Падильо вытащил пистолет из-за пояса, сунул его под подушку, лег на кровать. Сложил руки под головой и уставился в потолок. Я закурил и выпустил струю дыма в то место, куда смотрел Падильо.
— Что теперь? — спросил я.
— Сначала мы поспим.
— У нас есть для этого время?
— Придется его выкроить.
— А потом?
— Потом я найду Ванду и узнаю, куда и к которому часу мы должны доставить эту парочку.
— Ты знаешь, где она?
— Какой здесь самый популярный отель, «Фэамонт»?
Я на мгновение задумался.
— Пожалуй, с ним может конкурировать только «Святой Франциск».
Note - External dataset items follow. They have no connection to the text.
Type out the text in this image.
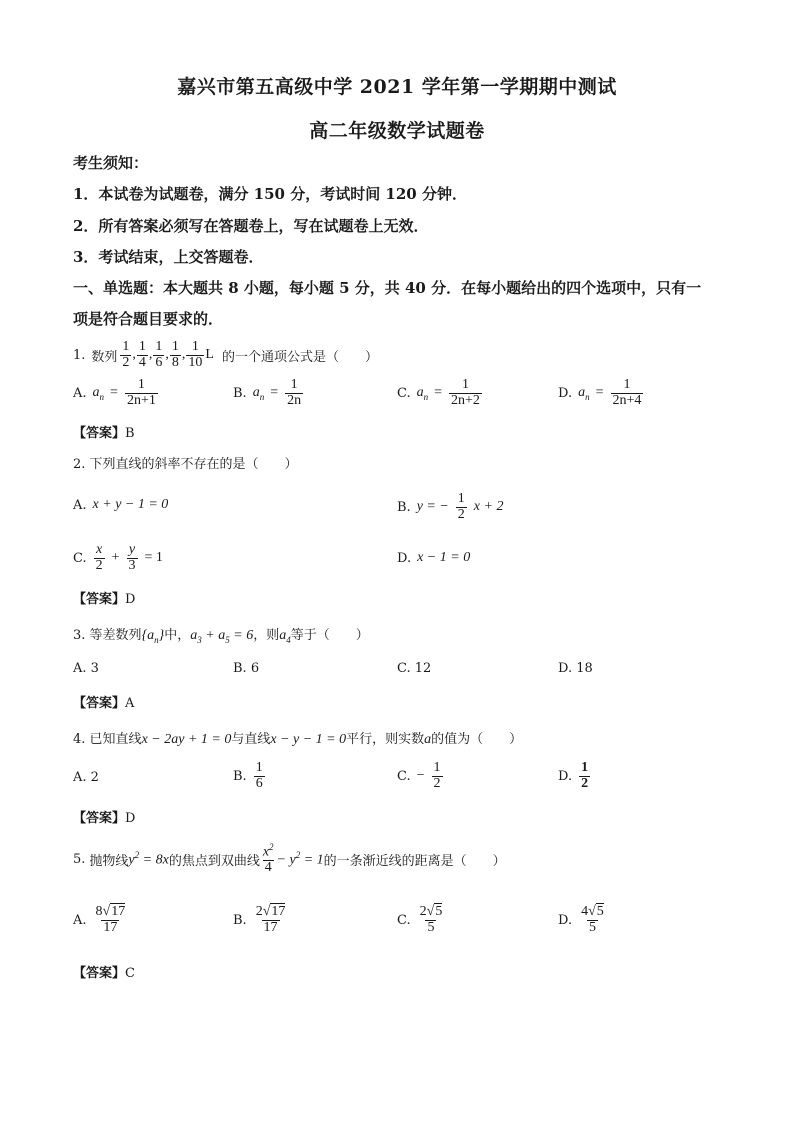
嘉兴市第五高级中学 2021 学年第一学期期中测试
高二年级数学试题卷
考生须知：
1．本试卷为试题卷，满分 150 分，考试时间 120 分钟．
2．所有答案必须写在答题卷上，写在试题卷上无效．
3．考试结束，上交答题卷．
一、单选题：本大题共 8 小题，每小题 5 分，共 40 分．在每小题给出的四个选项中，只有一
项是符合题目要求的．
1. 数列 $\frac{1}{2}$ , $\frac{1}{4}$ , $\frac{1}{6}$ , $\frac{1}{8}$ , $\frac{1}{10}$ L 的一个通项公式是（　　）
A. $a_n = \frac{1}{2n+1}$	B. $a_n = \frac{1}{2n}$	C. $a_n = \frac{1}{2n+2}$	D. $a_n = \frac{1}{2n+4}$
【答案】B
2. 下列直线的斜率不存在的是（　　）
A. x + y − 1 = 0	B. y = − $\frac{1}{2}$ x + 2
C. $\frac{x}{2} + \frac{y}{3} = 1$	D. x − 1 = 0
【答案】D
3. 等差数列$\{a_n\}$中，$a_3 + a_5 = 6$，则$a_4$等于（　　）
A. 3	B. 6	C. 12	D. 18
【答案】A
4. 已知直线x − 2ay + 1 = 0与直线x − y − 1 = 0平行，则实数a的值为（　　）
A. 2	B. $\frac{1}{6}$	C. − $\frac{1}{2}$	D. $\frac{1}{2}$
【答案】D
5. 抛物线 $y^2 = 8x$ 的焦点到双曲线 $\frac{x^2}{4} - y^2 = 1$ 的一条渐近线的距离是（　　）
A. $\frac{8√17}{17}$	B. $\frac{2√17}{17}$	C. $\frac{2√5}{5}$	D. $\frac{4√5}{5}$
【答案】C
— Тогда я найду ее без труда.
— Так же, как Крагштейн и Гитнер.
— Я на это рассчитываю.
На площади Единения, на которую выходил фасад отеля «Святой Франциск», проводилась Неделя рододендронов, и бронзовая фигурка Победы, вознесенная на десятифутовый гранитный постамент, плыла над морем пурпурных, розовых и белых лепестков. Я помнил, что городские власти всегда засаживали площадь Единения цветами, но во время апрельской Недели рододендронов их количество увеличивалось в несколько раз. А памятник Победе поставили здесь в честь наших военных успехов в Юго-Восточной Азии, не в нынешние, но более давние времена, когда адмирал Девью разбил испанский флот в Манильской бухте[17], то есть теперь об этом можно было бы и не вспоминать.
17
Речь идет об испано-американской войне 1898 г.